6. Another dynamic of this election was the demagogue power of right wing conservative media that used slander, innuendo, ad hominem arguments, and fake news (much of this spread on the internet) to create a narrative or myth about President Obama. This myth was used to create a sense of “losing our country” to a suspected Muslim who lied about his birth so socialism could take over the government and control our economy. While there were plenty of legitimate policy arguments, and plenty of moral and justice issues to join with President Obama a great many conservatives were more concerned with aspects of this fostered and manufactured myth than they were with actual policy disagreements. These myths empowered the Republican congress to pursue a policy of non-cooperation so that possible compromises were hindered. Compromise became a nasty word to the radical right wing.

7. Those who voted for Bernie Sanders especially, those who are concerned with the power of banks and financial institutions to lead us once again into a national financial disaster unless they are regulated, those who are concerned with predatory companies that abuse and misuse the environment and fear that the unraveling of regulation will lead to ecological disasters are all very concerned with the direction that Mr. Trump may take us. Others think government regulation has strangled our economy and it will now be set free for a time of heightened prosperity.

8. Those who are concerned with foreign policy and the rightful use of our military are concerned with the things Mr. Trump has said about our allies, about our war heroes, about our military leadership, and about our potential enemies. What lies ahead is anybody’s guess as those principles which seemed to be America’s way of looking at the world may be radically changed. War and certainly the threat of war seems possible.

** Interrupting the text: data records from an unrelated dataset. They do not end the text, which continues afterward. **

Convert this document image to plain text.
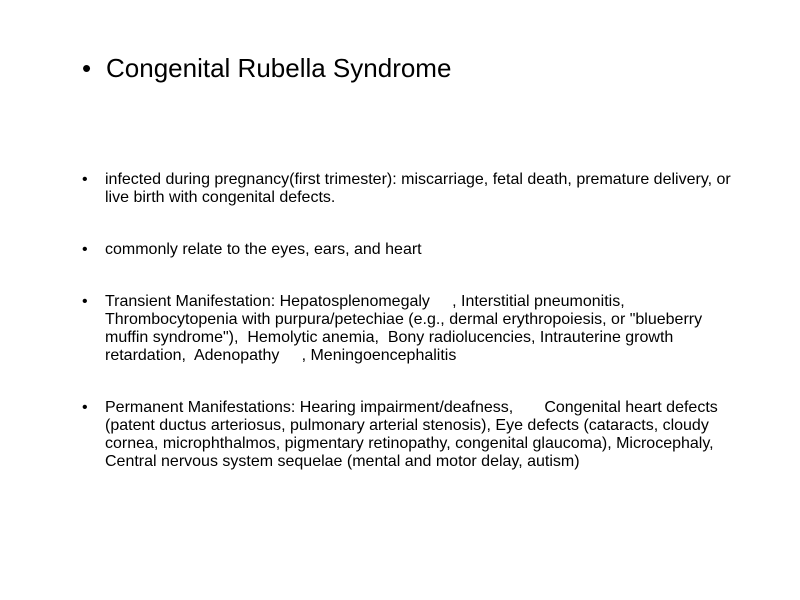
• Congenital Rubella Syndrome
•	infected during pregnancy(first trimester): miscarriage, fetal death, premature delivery, or live birth with congenital defects.
•	commonly relate to the eyes, ears, and heart
•	Transient Manifestation: Hepatosplenomegaly     , Interstitial pneumonitis,    Thrombocytopenia with purpura/petechiae (e.g., dermal erythropoiesis, or "blueberry muffin syndrome"),  Hemolytic anemia,  Bony radiolucencies, Intrauterine growth retardation,  Adenopathy     , Meningoencephalitis
•	Permanent Manifestations: Hearing impairment/deafness,       Congenital heart defects (patent ductus arteriosus, pulmonary arterial stenosis), Eye defects (cataracts, cloudy cornea, microphthalmos, pigmentary retinopathy, congenital glaucoma), Microcephaly,       Central nervous system sequelae (mental and motor delay, autism)
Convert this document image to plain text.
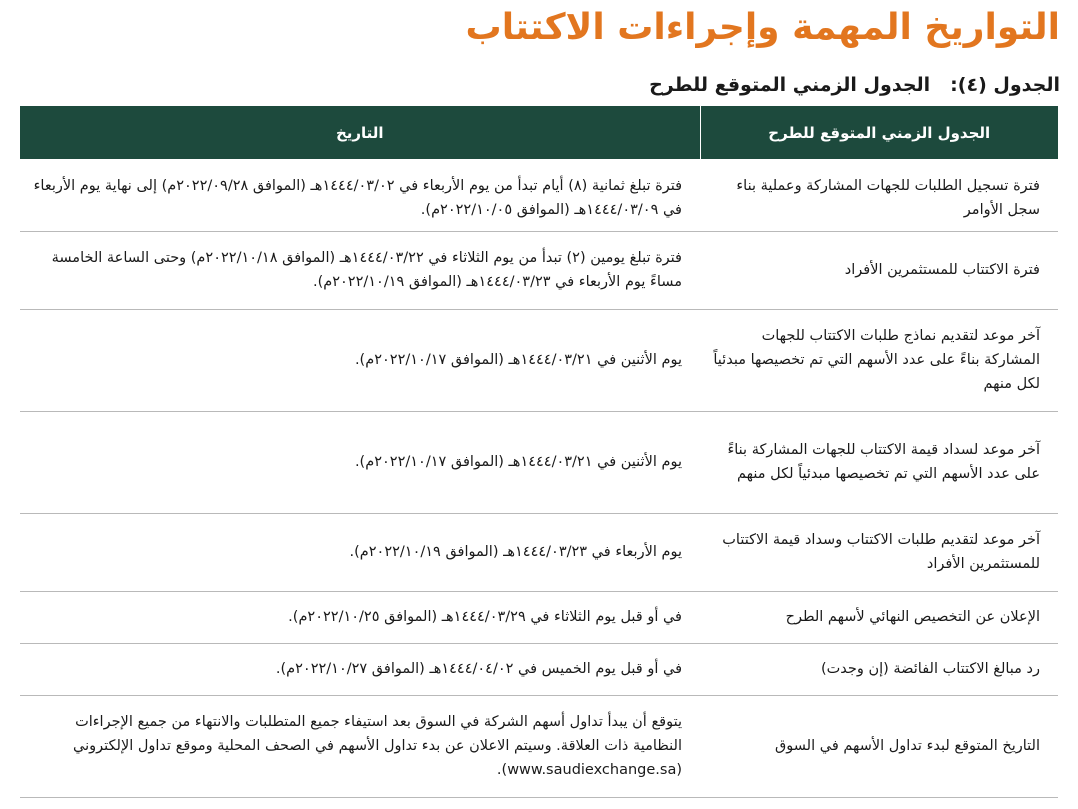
التواريخ المهمة وإجراءات الاكتتاب
الجدول (٤):
الجدول الزمني المتوقع للطرح
الجدول الزمني المتوقع للطرح	التاريخ

فترة تسجيل الطلبات للجهات المشاركة وعملية بناء سجل الأوامر	فترة تبلغ ثمانية (٨) أيام تبدأ من يوم الأربعاء في ١٤٤٤/٠٣/٠٢هـ (الموافق ٢٠٢٢/٠٩/٢٨م) إلى نهاية يوم الأربعاء في ١٤٤٤/٠٣/٠٩هـ (الموافق ٢٠٢٢/١٠/٠٥م).
فترة الاكتتاب للمستثمرين الأفراد	فترة تبلغ يومين (٢) تبدأ من يوم الثلاثاء في ١٤٤٤/٠٣/٢٢هـ (الموافق ٢٠٢٢/١٠/١٨م) وحتى الساعة الخامسة مساءً يوم الأربعاء في ١٤٤٤/٠٣/٢٣هـ (الموافق ٢٠٢٢/١٠/١٩م).
آخر موعد لتقديم نماذج طلبات الاكتتاب للجهات المشاركة بناءً على عدد الأسهم التي تم تخصيصها مبدئياً لكل منهم	يوم الأثنين في ١٤٤٤/٠٣/٢١هـ (الموافق ٢٠٢٢/١٠/١٧م).
آخر موعد لسداد قيمة الاكتتاب للجهات المشاركة بناءً على عدد الأسهم التي تم تخصيصها مبدئياً لكل منهم	يوم الأثنين في ١٤٤٤/٠٣/٢١هـ (الموافق ٢٠٢٢/١٠/١٧م).
آخر موعد لتقديم طلبات الاكتتاب وسداد قيمة الاكتتاب للمستثمرين الأفراد	يوم الأربعاء في ١٤٤٤/٠٣/٢٣هـ (الموافق ٢٠٢٢/١٠/١٩م).
الإعلان عن التخصيص النهائي لأسهم الطرح	في أو قبل يوم الثلاثاء في ١٤٤٤/٠٣/٢٩هـ (الموافق ٢٠٢٢/١٠/٢٥م).
رد مبالغ الاكتتاب الفائضة (إن وجدت)	في أو قبل يوم الخميس في ١٤٤٤/٠٤/٠٢هـ (الموافق ٢٠٢٢/١٠/٢٧م).
التاريخ المتوقع لبدء تداول الأسهم في السوق	يتوقع أن يبدأ تداول أسهم الشركة في السوق بعد استيفاء جميع المتطلبات والانتهاء من جميع الإجراءات النظامية ذات العلاقة. وسيتم الاعلان عن بدء تداول الأسهم في الصحف المحلية وموقع تداول الإلكتروني (www.saudiexchange.sa).
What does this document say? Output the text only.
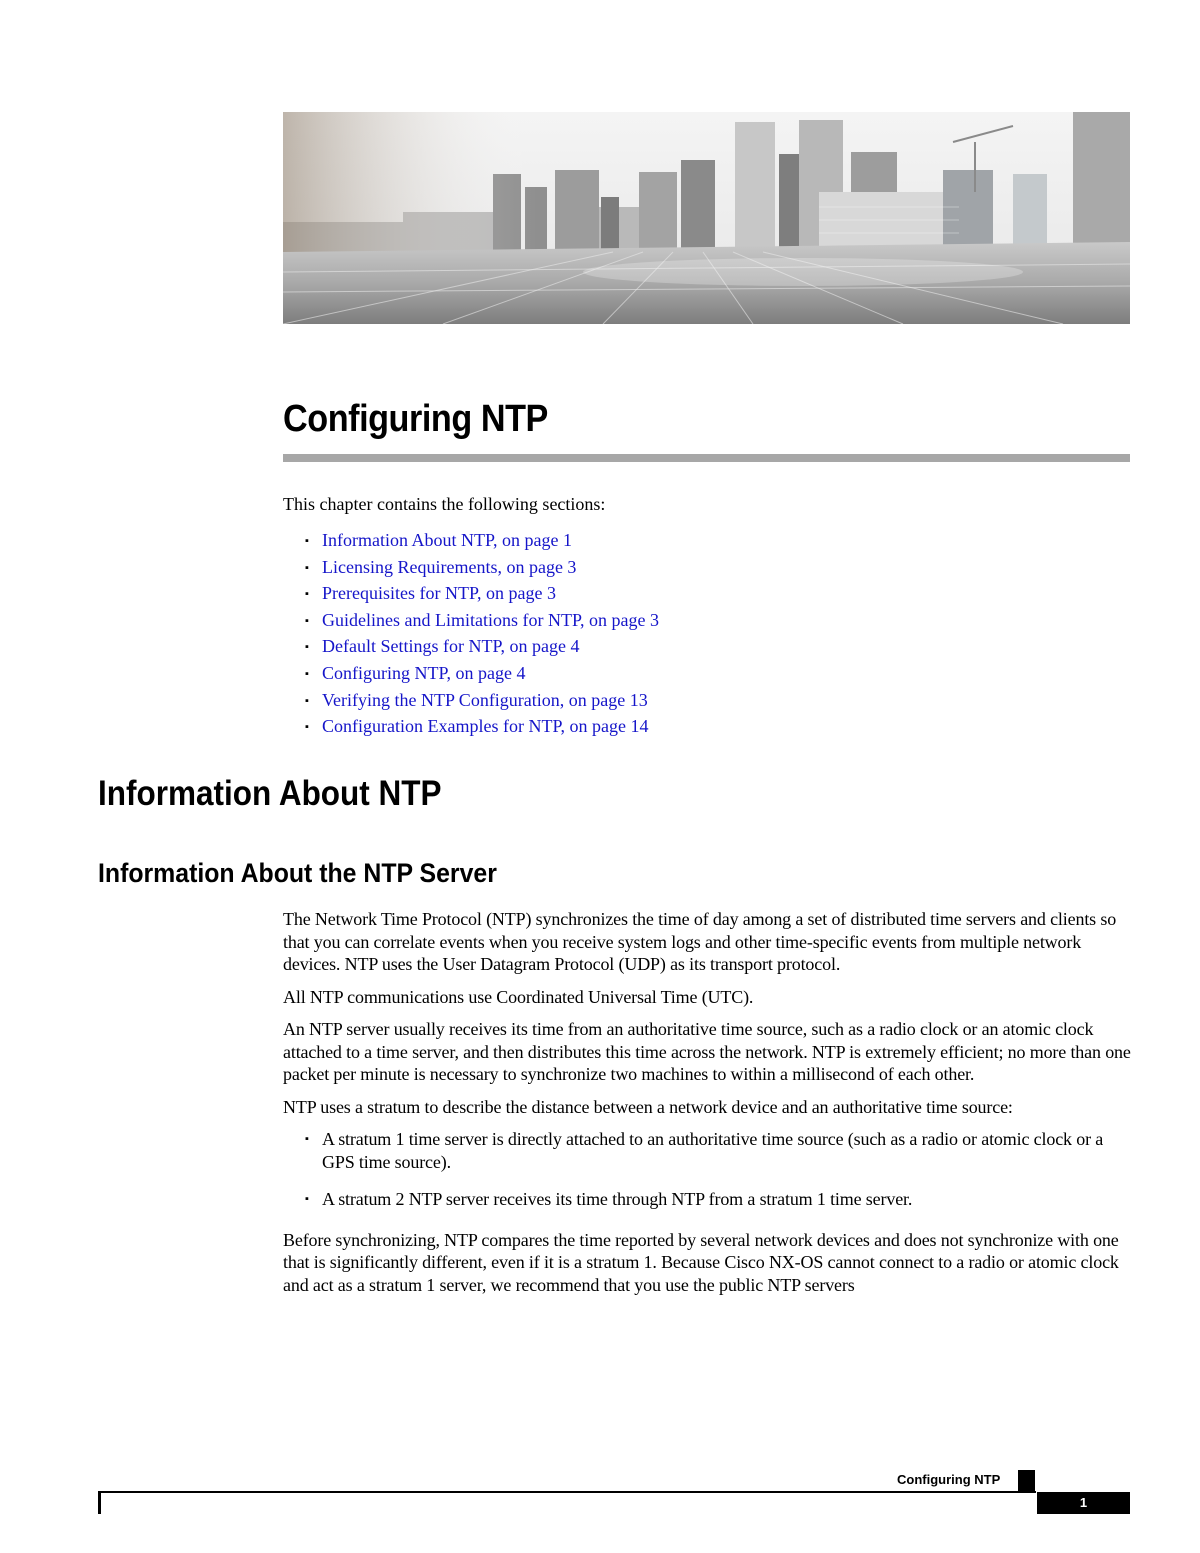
Configuring NTP

This chapter contains the following sections:

▪ Information About NTP, on page 1
▪ Licensing Requirements, on page 3
▪ Prerequisites for NTP, on page 3
▪ Guidelines and Limitations for NTP, on page 3
▪ Default Settings for NTP, on page 4
▪ Configuring NTP, on page 4
▪ Verifying the NTP Configuration, on page 13
▪ Configuration Examples for NTP, on page 14
Information About NTP
Information About the NTP Server

The Network Time Protocol (NTP) synchronizes the time of day among a set of distributed time servers and clients so that you can correlate events when you receive system logs and other time-specific events from multiple network devices. NTP uses the User Datagram Protocol (UDP) as its transport protocol.

All NTP communications use Coordinated Universal Time (UTC).

An NTP server usually receives its time from an authoritative time source, such as a radio clock or an atomic clock attached to a time server, and then distributes this time across the network. NTP is extremely efficient; no more than one packet per minute is necessary to synchronize two machines to within a millisecond of each other.

NTP uses a stratum to describe the distance between a network device and an authoritative time source:

▪ A stratum 1 time server is directly attached to an authoritative time source (such as a radio or atomic clock or a GPS time source).
▪ A stratum 2 NTP server receives its time through NTP from a stratum 1 time server.

Before synchronizing, NTP compares the time reported by several network devices and does not synchronize with one that is significantly different, even if it is a stratum 1. Because Cisco NX-OS cannot connect to a radio or atomic clock and act as a stratum 1 server, we recommend that you use the public NTP servers

Configuring NTP
1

We are entering a very different time for ourselves as Americans. Many are unnerved and others feel a nativist and even racial boldness which some have felt gives them license to be abusive to others. There will be racial violence and at least an atmosphere of ominous threat in various places over the next year. No matter what Mr. Trump says to silence it, and we certainly hope he continues to speak out against it, there is a spirit of racial hatred not seen in public since the days of George Wallace.

No Christian should excuse sinful, wicked, or unjust behavior. All of us should be quick to condemn that which is evil. All of us should pursue love and live our lives with faith and not fear. Our Lord and master is Jesus Christ and our mandate for how we live our lives is the Word of God. We certainly respect our Constitution but neither it, nor its interpretation, provide the absolutes by which we set our course. We are confident in the Lord of nations to protect our souls, our future destiny, and help us through whatever times may come. So, if anything, we should all determine to do a lot of praying.